WildCat: Near-Linear Attention in Theory and Practice
Tobias Schröder, Lester Mackey
TL;DR
WildCat tackles the quadratic cost of attention by building a small, optimally weighted coreset of keys and values using a randomly pivoted Cholesky-based strategy and Nyström weighting. The method yields a near-linear-time, spectrally accurate approximation of attention, with theoretical guarantees of super-polynomial error decay under bounded inputs and scalable to growing sequence length and dimensionality. Empirically, WildCat delivers substantial speedups and memory savings while preserving or improving performance on image generation, image classification, and long-context KV-cache tasks, aided by a GPU-optimized implementation. This approach narrows the theory-practice gap in attention approximation and enables efficient deployment of transformer-based models in resource-constrained settings.
Abstract
We introduce WildCat, a high-accuracy, low-cost approach to compressing the attention mechanism in neural networks. While attention is a staple of modern network architectures, it is also notoriously expensive to deploy due to resource requirements that scale quadratically with the input sequence length $n$. WildCat avoids these quadratic costs by only attending over a small weighted coreset.
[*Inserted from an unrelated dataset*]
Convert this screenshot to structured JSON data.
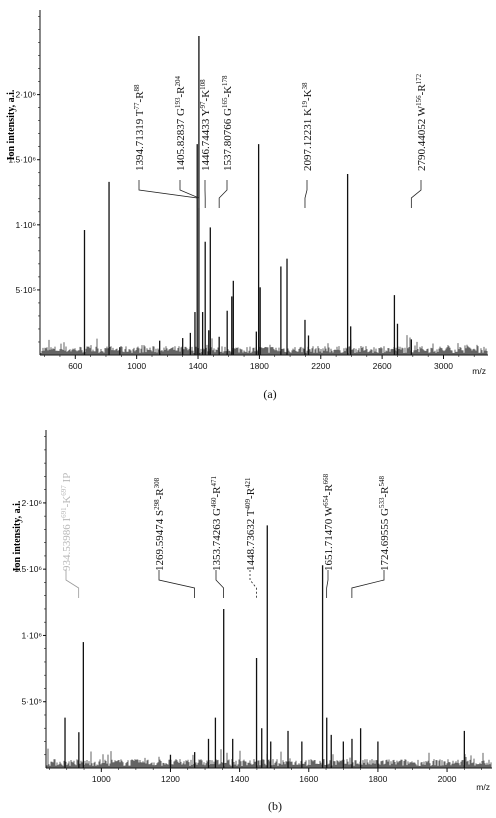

Crucially, we select the coreset using a fast but spectrally-accurate subsampling algorithm -- randomly pivoted Cholesky -- and weight the elements optimally to minimise reconstruction error. Remarkably, given bounded inputs, WildCat approximates exact attention with super-polynomial $O(n^{-\sqrt{\log(\log(n))}})$ error decay while running in near-linear $O(n^{1+o(1)})$ time. In contrast, prior practical approximations either lack error guarantees or require quadratic runtime to guarantee such high fidelity. We couple this advance with a GPU-optimized PyTorch implementation and a suite of benchmark experiments demonstrating the benefits of WildCat for image generation, image classification, and language model KV cache compression.